Tuesday, October 1, 2013 (Last Updated: 10/04/2013)
Jeanne M. Ferrante, M.D., M.P.H., from Rutgers University in New Brunswick, N.J., and colleagues utilized data from the U.S. Surveillance, Epidemiology, and End Results survey to identify patients aged 67 to 85 years diagnosed with CRC between 1994 and 2005 and matched controls (205,804 participants for CRC incidence; 54,160 for CRC mortality; and 121,070 for all-cause mortality). Primary care visits in the four- to 27-month period before CRC diagnosis were assessed.

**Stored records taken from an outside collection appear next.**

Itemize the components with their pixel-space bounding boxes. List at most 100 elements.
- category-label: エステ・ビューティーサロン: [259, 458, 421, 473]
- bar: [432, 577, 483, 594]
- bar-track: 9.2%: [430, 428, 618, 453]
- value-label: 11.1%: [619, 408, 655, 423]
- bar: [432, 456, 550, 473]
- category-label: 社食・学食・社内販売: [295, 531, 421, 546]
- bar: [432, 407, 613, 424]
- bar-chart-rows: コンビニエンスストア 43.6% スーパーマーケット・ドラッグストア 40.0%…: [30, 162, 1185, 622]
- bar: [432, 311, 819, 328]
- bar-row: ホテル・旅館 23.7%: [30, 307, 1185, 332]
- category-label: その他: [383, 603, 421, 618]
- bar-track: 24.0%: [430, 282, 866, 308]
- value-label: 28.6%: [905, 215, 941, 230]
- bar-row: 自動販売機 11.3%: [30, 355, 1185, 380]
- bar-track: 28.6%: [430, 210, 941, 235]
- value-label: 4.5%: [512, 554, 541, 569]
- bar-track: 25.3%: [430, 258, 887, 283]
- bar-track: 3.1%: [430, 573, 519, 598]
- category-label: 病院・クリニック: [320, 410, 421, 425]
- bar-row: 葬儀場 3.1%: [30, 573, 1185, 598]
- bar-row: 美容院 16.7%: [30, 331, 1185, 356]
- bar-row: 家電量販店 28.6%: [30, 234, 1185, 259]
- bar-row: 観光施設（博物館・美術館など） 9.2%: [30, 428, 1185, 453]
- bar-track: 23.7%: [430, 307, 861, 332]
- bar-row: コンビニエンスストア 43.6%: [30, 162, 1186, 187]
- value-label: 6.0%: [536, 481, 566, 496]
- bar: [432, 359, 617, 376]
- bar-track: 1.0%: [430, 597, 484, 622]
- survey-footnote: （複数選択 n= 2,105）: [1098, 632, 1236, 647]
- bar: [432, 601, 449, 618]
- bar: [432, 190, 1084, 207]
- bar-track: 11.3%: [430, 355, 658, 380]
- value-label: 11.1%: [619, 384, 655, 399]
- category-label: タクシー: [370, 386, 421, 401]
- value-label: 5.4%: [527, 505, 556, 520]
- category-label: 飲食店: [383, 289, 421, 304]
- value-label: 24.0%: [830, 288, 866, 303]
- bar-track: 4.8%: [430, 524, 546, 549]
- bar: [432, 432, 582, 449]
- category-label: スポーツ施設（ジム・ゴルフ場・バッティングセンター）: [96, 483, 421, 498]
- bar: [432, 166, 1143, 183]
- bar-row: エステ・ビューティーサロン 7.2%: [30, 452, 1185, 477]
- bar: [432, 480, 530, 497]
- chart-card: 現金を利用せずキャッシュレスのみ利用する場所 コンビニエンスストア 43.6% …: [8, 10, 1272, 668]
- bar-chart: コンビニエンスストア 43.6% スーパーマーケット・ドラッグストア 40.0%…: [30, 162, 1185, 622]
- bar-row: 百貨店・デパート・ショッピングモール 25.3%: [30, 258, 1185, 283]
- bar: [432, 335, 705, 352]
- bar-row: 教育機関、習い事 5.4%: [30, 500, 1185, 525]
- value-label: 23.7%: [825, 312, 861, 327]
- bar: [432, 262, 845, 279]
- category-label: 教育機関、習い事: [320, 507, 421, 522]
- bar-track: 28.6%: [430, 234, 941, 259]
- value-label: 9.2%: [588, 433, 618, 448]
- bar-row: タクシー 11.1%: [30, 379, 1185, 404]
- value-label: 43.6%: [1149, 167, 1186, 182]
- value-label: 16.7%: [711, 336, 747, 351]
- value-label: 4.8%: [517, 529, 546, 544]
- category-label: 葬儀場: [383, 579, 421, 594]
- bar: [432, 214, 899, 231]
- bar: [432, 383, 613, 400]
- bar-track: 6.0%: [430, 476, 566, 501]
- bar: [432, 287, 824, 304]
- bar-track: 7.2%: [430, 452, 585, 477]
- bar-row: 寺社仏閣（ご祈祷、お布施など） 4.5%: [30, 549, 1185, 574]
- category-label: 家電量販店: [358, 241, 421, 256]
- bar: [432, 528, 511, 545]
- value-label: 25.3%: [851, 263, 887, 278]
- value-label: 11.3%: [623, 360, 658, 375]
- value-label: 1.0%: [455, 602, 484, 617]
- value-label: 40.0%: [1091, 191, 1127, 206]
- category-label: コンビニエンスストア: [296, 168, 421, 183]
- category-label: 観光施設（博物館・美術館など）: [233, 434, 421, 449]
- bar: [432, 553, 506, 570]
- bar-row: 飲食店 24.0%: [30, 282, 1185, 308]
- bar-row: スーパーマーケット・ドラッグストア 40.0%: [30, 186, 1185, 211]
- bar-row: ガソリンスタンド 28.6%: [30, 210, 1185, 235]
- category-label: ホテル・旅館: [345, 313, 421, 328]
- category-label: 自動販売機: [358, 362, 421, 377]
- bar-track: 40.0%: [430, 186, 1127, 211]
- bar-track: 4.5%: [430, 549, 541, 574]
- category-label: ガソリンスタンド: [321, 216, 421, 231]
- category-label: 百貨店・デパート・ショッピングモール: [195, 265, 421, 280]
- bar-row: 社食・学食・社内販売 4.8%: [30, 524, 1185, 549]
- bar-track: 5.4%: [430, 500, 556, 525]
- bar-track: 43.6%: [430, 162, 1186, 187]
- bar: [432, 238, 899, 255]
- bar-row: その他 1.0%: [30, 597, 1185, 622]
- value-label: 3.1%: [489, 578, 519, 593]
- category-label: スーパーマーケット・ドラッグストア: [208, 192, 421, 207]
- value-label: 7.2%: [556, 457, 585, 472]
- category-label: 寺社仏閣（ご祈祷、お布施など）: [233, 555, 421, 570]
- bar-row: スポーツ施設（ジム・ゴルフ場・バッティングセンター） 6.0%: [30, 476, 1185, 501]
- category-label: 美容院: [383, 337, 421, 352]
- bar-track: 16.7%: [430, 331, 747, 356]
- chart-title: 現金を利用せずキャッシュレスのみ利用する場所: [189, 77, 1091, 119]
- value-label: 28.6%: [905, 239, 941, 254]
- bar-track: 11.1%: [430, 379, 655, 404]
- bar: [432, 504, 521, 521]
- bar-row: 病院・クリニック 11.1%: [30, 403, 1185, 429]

The researchers found that persons with five to 10 primary care visits had lower CRC incidence (adjusted odds ratio [aOR], 0.94), mortality (aOR, 0.78), and all-cause mortality (aOR, 0.79), compared to patients with no more than one primary care visits. For patients having late-stage CRC diagnosis, distal lesions, and diagnosis in more recent years when there was greater Medicare screening coverage, the associations were even stronger. Ever having CRC screening and polypectomy reduced the association between primary care utilization with CRC incidence.
"Increasing and promoting access to primary care in the United States for Medicare beneficiaries may help decrease the national burden of CRC," the authors write.